I found it heartening and encouraging knowing that such a great man of faith as John the Baptist could wrestle with discouragement and doubt. John’s ministry had led him to prison, it wasn’t all success and joy, and could he have also been wrong about Jesus? One of the great things about the scripture is that they are very honest and open about such things. The Psalms are full of the most heartfelt doubts about God… where are you God, have you gone home and put your feet up in front and dozed off in front of the TV?
Jesus is very accepting of John’s honest questioning; the difference between unhealthy doubt and healthy doubt is that we are open to God’s answer. Jesus invites John’s disciples to be with him and to see what he is doing. We see Jesus willing to show them and open their eyes to a new understanding of who Jesus is. 

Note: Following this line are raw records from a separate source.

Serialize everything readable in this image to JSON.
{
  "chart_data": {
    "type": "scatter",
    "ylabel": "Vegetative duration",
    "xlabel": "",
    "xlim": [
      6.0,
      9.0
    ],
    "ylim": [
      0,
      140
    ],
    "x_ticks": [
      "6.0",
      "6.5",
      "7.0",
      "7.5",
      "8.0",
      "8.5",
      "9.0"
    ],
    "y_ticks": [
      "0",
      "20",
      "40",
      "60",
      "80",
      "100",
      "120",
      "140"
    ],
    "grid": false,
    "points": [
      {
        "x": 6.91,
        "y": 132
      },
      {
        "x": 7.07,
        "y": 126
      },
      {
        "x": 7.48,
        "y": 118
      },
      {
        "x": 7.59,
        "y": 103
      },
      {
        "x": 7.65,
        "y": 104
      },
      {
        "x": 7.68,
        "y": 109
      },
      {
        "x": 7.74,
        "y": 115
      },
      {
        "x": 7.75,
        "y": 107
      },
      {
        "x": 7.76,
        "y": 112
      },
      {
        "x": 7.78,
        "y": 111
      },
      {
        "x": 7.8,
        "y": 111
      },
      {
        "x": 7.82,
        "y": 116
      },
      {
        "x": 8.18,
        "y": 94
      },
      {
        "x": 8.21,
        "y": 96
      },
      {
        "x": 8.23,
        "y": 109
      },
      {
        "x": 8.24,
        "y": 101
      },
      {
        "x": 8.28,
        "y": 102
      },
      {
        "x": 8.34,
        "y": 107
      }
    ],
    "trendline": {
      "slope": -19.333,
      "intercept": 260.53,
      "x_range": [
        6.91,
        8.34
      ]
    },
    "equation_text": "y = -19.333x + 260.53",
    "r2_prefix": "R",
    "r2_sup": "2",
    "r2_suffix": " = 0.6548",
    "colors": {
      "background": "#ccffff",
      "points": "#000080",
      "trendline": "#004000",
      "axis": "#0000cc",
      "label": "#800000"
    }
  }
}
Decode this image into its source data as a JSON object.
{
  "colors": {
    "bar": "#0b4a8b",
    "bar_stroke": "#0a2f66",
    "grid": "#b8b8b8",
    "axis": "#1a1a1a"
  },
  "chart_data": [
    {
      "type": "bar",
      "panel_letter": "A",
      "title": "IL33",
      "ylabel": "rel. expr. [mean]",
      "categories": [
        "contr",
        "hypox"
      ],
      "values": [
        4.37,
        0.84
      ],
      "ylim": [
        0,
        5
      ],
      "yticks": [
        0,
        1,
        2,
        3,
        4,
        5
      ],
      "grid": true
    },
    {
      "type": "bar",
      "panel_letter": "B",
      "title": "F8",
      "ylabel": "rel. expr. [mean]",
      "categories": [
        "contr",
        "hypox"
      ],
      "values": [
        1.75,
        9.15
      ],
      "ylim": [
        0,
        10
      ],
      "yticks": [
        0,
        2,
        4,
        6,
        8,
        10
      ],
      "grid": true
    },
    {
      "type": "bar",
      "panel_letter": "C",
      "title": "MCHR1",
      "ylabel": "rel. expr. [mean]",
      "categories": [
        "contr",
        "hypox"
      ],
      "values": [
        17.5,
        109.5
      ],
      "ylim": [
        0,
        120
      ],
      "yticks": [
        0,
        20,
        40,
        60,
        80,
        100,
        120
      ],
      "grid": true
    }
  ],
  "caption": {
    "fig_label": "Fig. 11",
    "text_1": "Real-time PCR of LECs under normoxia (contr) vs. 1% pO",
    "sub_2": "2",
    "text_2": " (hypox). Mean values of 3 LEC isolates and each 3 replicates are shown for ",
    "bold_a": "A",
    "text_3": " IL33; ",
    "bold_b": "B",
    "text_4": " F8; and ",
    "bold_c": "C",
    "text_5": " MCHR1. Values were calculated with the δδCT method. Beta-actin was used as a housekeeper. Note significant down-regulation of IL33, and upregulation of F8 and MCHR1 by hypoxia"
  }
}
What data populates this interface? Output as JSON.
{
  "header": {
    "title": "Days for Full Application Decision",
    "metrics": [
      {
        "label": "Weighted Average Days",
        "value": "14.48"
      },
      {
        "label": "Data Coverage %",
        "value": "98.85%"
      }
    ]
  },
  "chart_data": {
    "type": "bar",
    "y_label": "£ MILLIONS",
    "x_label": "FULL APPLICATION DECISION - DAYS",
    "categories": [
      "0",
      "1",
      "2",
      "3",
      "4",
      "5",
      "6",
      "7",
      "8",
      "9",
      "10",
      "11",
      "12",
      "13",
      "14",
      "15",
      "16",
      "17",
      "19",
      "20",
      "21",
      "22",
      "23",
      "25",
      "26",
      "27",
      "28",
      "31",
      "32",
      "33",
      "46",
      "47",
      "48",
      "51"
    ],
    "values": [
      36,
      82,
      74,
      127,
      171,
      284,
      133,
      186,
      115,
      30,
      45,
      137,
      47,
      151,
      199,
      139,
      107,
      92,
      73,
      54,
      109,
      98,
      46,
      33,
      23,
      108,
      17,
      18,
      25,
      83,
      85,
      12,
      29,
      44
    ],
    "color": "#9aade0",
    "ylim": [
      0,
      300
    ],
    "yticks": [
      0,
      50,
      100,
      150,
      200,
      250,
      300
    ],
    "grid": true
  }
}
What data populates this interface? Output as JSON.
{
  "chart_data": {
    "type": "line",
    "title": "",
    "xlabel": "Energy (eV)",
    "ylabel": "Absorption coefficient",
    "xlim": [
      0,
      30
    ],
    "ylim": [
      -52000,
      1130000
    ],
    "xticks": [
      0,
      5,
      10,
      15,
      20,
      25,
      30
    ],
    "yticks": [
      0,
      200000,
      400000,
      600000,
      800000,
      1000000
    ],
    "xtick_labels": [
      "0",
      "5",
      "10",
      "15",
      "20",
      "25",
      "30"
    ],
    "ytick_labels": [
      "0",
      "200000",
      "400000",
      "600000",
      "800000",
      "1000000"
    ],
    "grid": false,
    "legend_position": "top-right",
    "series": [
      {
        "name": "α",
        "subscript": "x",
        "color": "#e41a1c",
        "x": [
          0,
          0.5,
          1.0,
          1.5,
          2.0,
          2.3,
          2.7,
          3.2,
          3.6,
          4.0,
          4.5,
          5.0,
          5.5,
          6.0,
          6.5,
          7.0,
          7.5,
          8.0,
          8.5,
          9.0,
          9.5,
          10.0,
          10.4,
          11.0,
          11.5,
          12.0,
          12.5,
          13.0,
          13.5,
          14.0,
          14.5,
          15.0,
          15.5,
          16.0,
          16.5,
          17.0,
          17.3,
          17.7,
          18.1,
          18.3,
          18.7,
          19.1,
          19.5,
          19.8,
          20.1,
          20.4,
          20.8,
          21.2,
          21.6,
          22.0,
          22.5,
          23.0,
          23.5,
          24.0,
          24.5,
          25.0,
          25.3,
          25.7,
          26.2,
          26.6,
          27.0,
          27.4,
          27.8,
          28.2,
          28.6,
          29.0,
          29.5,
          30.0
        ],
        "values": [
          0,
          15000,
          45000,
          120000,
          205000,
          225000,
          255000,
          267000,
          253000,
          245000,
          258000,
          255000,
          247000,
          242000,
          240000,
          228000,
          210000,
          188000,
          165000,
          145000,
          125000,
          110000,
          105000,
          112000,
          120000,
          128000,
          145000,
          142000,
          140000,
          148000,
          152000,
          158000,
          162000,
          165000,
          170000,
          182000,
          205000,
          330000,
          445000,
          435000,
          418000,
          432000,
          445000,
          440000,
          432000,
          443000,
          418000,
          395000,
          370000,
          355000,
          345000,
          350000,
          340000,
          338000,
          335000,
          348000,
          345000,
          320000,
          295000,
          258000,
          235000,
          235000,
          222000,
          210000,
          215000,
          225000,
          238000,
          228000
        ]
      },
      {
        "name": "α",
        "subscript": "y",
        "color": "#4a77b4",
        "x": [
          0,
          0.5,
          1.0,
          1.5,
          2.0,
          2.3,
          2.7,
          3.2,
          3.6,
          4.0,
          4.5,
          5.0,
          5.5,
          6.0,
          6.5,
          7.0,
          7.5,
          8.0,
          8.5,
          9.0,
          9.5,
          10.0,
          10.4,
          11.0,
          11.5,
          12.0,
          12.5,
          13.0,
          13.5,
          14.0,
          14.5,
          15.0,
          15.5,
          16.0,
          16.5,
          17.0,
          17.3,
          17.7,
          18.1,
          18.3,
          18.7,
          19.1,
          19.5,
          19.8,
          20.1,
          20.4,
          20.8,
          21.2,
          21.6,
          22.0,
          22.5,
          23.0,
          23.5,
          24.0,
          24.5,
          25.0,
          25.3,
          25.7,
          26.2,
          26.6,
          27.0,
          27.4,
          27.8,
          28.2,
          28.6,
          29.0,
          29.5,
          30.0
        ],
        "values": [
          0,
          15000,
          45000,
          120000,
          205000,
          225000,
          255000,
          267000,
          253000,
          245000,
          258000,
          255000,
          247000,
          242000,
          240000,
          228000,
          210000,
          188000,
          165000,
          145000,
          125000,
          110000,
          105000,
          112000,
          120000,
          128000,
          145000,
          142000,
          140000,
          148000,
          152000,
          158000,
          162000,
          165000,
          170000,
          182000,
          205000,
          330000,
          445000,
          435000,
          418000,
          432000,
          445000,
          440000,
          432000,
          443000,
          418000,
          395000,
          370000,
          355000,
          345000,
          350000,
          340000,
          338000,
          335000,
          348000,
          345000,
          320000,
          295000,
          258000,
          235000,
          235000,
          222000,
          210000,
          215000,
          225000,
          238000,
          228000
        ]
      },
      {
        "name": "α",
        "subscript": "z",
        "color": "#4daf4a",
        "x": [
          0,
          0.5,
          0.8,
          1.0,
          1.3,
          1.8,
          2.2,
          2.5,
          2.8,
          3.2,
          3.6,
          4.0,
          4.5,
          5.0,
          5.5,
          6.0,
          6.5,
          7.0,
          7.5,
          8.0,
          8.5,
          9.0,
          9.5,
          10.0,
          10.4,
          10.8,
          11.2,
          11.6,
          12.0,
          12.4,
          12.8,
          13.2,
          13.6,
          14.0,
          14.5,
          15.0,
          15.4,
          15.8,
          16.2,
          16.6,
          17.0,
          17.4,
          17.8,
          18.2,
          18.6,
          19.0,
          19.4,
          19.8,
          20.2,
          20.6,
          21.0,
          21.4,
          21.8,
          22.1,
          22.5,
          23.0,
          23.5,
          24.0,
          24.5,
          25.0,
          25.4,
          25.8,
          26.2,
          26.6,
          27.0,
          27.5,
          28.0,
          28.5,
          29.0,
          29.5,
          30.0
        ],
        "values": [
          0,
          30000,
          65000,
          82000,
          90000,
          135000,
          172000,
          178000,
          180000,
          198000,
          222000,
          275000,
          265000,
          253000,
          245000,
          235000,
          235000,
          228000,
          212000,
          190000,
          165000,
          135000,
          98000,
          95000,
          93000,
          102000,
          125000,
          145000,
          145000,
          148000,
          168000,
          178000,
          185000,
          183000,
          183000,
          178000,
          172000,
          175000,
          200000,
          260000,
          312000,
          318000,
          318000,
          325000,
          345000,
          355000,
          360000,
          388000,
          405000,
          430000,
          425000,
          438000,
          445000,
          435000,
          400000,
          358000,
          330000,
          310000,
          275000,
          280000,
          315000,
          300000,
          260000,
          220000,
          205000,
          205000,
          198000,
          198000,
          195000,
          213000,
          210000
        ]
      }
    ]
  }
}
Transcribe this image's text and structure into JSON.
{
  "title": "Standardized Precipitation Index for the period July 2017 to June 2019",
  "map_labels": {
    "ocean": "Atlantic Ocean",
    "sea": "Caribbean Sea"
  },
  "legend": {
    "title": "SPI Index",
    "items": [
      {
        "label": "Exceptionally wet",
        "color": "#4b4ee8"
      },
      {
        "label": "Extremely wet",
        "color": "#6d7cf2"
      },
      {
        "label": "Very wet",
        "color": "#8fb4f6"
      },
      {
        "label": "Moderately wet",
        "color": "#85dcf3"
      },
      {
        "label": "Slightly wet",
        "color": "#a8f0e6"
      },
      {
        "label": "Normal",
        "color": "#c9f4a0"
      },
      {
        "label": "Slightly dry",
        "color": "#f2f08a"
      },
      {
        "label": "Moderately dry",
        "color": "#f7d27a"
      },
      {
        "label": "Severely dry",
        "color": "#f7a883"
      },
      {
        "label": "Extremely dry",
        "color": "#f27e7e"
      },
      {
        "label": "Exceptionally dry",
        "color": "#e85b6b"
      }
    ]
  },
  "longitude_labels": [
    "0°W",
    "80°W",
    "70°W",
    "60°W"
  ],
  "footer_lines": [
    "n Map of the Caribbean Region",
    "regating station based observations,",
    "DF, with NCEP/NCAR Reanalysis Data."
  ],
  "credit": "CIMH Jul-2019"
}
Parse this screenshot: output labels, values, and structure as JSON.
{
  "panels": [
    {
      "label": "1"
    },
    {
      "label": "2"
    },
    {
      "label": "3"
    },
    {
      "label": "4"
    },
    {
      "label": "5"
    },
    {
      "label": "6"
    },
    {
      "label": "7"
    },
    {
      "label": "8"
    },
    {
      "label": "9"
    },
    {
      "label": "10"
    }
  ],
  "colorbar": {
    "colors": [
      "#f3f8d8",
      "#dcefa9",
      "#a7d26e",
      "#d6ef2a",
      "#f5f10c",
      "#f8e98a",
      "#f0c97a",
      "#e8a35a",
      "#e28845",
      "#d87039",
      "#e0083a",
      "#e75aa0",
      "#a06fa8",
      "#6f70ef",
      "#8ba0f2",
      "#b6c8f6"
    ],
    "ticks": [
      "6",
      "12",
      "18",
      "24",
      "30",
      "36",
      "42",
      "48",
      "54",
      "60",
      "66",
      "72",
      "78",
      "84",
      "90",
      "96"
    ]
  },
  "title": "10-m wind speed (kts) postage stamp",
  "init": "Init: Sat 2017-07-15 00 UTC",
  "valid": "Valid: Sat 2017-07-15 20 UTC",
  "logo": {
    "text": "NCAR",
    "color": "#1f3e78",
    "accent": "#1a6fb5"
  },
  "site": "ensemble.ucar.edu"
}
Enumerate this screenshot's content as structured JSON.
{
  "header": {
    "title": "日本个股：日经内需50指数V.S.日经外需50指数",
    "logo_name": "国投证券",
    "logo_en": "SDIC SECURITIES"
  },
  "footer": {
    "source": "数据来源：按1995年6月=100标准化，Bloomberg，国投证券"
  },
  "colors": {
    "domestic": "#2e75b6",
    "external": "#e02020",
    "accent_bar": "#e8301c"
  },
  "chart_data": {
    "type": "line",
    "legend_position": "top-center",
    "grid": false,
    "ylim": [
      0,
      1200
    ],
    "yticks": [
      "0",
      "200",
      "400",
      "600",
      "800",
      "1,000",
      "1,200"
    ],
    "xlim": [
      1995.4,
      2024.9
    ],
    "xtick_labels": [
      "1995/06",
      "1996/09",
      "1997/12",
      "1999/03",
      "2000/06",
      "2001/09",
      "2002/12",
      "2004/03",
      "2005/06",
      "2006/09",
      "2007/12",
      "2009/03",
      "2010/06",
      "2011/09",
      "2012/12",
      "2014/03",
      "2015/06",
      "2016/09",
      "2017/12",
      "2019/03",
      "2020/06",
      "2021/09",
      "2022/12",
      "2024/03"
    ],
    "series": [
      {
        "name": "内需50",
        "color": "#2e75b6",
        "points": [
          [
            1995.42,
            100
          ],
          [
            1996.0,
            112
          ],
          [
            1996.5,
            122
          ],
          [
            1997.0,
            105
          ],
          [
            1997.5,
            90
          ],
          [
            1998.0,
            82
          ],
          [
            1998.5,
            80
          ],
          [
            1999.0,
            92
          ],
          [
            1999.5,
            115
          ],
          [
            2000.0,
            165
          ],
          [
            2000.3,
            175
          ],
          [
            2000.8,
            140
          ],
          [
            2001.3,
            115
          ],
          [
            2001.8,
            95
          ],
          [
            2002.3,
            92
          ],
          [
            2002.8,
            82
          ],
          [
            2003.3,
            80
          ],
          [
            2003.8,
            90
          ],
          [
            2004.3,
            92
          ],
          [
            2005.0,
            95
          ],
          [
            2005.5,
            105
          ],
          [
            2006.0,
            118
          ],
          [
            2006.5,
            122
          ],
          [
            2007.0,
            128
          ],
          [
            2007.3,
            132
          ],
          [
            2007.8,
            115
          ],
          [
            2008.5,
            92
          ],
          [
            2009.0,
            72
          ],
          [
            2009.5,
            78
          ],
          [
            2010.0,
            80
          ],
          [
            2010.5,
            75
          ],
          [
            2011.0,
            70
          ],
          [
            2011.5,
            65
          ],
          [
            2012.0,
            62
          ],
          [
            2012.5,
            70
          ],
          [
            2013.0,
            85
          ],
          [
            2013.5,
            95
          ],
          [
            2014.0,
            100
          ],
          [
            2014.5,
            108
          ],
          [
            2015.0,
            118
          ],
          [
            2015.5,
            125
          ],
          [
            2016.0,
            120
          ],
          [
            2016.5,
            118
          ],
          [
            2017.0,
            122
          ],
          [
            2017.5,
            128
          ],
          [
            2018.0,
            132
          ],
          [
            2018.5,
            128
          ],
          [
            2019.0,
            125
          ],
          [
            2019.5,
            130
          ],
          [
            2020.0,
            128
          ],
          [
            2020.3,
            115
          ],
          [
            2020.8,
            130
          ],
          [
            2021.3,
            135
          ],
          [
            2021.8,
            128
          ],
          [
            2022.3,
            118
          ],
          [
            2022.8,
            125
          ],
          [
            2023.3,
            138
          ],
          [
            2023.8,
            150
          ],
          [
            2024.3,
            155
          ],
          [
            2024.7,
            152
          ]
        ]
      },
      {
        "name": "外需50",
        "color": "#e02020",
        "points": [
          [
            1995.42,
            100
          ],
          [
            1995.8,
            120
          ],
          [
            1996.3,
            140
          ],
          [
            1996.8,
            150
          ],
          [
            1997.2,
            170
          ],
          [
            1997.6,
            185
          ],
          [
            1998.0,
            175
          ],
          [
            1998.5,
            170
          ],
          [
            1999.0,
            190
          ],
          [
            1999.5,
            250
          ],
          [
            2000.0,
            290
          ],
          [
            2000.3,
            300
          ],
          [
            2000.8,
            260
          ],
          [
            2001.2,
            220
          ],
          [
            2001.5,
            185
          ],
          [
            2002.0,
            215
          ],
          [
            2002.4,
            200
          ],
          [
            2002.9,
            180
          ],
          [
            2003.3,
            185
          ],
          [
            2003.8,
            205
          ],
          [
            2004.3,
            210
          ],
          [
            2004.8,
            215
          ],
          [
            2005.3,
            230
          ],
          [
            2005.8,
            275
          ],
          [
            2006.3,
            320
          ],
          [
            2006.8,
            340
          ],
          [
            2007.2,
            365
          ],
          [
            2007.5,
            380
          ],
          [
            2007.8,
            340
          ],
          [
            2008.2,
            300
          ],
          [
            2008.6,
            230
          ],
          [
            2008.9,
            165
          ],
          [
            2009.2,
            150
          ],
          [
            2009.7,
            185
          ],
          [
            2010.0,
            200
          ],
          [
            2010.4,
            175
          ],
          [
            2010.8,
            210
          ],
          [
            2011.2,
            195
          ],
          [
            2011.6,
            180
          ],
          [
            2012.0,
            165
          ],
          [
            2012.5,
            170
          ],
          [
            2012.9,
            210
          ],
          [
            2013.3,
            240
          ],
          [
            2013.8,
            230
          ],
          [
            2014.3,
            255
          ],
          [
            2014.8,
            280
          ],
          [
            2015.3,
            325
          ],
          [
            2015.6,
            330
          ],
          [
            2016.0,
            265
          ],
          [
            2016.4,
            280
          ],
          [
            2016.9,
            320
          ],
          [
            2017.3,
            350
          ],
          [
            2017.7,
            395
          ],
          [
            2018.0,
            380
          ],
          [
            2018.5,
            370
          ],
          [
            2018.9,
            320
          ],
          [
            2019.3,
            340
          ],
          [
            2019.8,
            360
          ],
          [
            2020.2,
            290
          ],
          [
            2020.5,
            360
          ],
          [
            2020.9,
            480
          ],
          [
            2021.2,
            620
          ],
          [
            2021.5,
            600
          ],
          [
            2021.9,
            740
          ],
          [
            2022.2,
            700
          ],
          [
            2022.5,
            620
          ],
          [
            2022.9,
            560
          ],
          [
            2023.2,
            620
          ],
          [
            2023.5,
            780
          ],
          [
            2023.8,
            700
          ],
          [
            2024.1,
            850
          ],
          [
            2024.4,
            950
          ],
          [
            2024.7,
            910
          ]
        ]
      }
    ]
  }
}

I get discouraged sometimes and in those times I find that I’m often drawn to accounts or encounters with people who will share their stories with me of God’s grace and goodness, of transformation and new life.  I’m not ashamed to say they bring me to tears of joy as I see what god is doing. Sometimes it’s just little things, in our prayer course group we’ve seen some answers to prayer, a house sell that had been on the market for over a year, a friend of a person in the group whose relationship is rocky asking the group member were you praying for us because we had the best of days yesterday all the tension was gone…not a total fix but a glimpse and possibilities of God presence and healing. In the face of terror and fear, reading stories of Middle Eastern Christians helping in refugee camps, of people still willing to open doors and homes to refugees despite the best efforts of ISIS to make us afraid. 

It’s also encouraging to know that Jesus actually understands our work for him. He affirms us for what we do for him. He affirms John the Baptist in a profound way. In New Zealand this week we’ve had time to stop and reflect on the life of a great All Black Jonah Lomu, and the stories of his character and exploits have been wonderful…he’s a very public figure, and people have lauded him as a humble giant, willing to spend time with anyone, to help and to care as well as being an awesome rugby player. Jesus sees who we are and acknowledges and affirms us. And while we may wish for success and status and accolades from people around us, there is also the affirmation that the greatest identity and affirmation we can have is that we are in Christ, we are citizens of the Kingdom of God, that God raises up the little ones and we have been adopted into the family of the most high.
The last piece of encouragement is the affirmation that people actually responded to Jesus and John by both coming to God and also by rejecting them and totally getting them wrong. But in the end Wisdom is proved right by all her children… The encouragement is not to simply play religious games or dance to the tune of this generation but to be about the purposes of God.